De recente verordening nr. 15404 van 3 juni 2024, uitgevaardigd door het Hof van Cassatie, roept belangrijke vragen op over de jurisdictie met betrekking tot openbare bijdragen bestemd voor geaccrediteerde particuliere gezondheidszorginstellingen. In een context die gekenmerkt wordt door de Covid-19 gezondheidscrisis, heeft het Hof bepaald dat geschillen met betrekking tot de bijdragen voorzien in artikel 4, lid 5-bis, van wetsdecreet nr. 34 van 2020 onder de jurisdictie van de gewone rechter vallen. Deze uitspraak biedt een duidelijk en gedetailleerd kader over de rol van instellingen en het mechanisme voor de uitbetaling van subsidies.
Artikel 4, lid 5-bis, van wetsdecreet nr. 34 van 2020, omgezet met wet nr. 77 van 2020, voorziet in economische steun ten gunste van geaccrediteerde particuliere gezondheidszorginstellingen die, als gevolg van de pandemische noodsituatie, hun activiteiten hebben moeten opschorten. Het Hof heeft verduidelijkt dat dergelijke bijdragen niet onderworpen zijn aan discretionaire bevoegdheden van de gezondheidsautoriteit, die zich beperkt tot toezicht op het gebruik van de middelen.
Bijdrage verstrekt aan geaccrediteerde regionale gezondheidszorginstellingen, conform artikel 4, lid 5-bis, van wetsdecreet nr. 34 van 2020, houdende dringende maatregelen in verband met de epidemiologische noodsituatie van Covid-19 - Jurisdictie van de gewone rechter - Grondslag. Wat betreft openbare bijdragen en subsidies, valt de jurisdictie over geschillen met betrekking tot de economische steun voorzien in artikel 4, lid 5-bis, van wetsdecreet nr. 34 van 2020, omgezet met wet 77 van 2020, ten gunste van geaccrediteerde particuliere instellingen die, als gevolg van de Covid-19 gezondheidscrisis, hun reguliere activiteiten hebben moeten opschorten, onder de jurisdictie van de gewone rechter. Dit betreft bijdragen voorzien bij wet, waarop de gezondheidsautoriteit uitsluitend toezichtfuncties behoudt, zonder enige discretionaire beoordelingsbevoegdheid van het voordeel.

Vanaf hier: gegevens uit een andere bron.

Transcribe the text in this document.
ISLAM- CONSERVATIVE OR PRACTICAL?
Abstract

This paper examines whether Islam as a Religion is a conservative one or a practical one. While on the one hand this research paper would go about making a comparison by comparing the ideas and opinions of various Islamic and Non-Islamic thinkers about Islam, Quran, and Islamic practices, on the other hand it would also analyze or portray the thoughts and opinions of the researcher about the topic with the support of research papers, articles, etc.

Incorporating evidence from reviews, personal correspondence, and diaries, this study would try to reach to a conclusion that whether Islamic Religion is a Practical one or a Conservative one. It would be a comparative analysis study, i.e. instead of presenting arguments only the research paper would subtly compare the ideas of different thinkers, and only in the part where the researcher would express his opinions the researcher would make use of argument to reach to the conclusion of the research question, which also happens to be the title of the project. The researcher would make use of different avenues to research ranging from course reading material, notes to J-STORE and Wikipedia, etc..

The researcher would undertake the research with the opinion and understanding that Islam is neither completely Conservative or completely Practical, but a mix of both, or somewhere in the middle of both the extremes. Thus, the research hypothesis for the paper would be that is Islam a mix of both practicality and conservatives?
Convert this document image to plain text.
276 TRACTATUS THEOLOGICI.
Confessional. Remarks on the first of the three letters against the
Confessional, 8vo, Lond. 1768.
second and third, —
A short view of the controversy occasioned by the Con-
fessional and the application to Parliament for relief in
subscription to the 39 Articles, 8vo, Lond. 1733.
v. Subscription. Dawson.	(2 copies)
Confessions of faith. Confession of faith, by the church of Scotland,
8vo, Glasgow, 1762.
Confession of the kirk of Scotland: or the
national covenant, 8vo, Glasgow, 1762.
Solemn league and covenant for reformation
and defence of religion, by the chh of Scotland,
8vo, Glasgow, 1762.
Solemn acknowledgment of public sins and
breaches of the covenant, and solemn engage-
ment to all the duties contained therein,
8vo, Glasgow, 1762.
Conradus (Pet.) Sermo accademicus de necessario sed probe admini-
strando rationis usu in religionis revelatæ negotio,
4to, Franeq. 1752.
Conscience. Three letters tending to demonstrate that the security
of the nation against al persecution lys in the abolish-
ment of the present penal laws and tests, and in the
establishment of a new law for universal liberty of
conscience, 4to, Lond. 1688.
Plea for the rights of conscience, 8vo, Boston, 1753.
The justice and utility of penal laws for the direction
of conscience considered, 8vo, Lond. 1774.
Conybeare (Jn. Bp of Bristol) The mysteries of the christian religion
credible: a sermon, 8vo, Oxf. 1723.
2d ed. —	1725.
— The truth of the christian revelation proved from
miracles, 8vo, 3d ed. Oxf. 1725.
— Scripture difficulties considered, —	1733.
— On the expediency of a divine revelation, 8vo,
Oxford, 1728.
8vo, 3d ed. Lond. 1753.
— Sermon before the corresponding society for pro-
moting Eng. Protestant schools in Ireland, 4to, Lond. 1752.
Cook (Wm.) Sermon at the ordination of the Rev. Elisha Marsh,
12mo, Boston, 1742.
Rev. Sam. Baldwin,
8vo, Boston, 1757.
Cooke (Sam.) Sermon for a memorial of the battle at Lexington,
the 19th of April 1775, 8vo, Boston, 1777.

Deze kern benadrukt het legaliteitsbeginsel dat de toekenning van bijdragen regelt, de bevoegdheid van de administratie beperkt en rechterlijke bescherming garandeert voor de betrokkenen.
Verordening nr. 15404 van 2024 markeert een belangrijke stap in de bescherming van de rechten van geaccrediteerde particuliere gezondheidszorginstellingen. De bevestiging van de jurisdictie van de gewone rechter maakt een directere toegang tot rechtspraak mogelijk voor de gezondheidsbedrijven die economische schade hebben geleden als gevolg van de opschorting van hun activiteiten. Deze uitspraak verduidelijkt niet alleen de jurisdictionele bevoegdheden, maar biedt ook een teken van steun aan de particuliere gezondheidszorgsector in een crisistijd.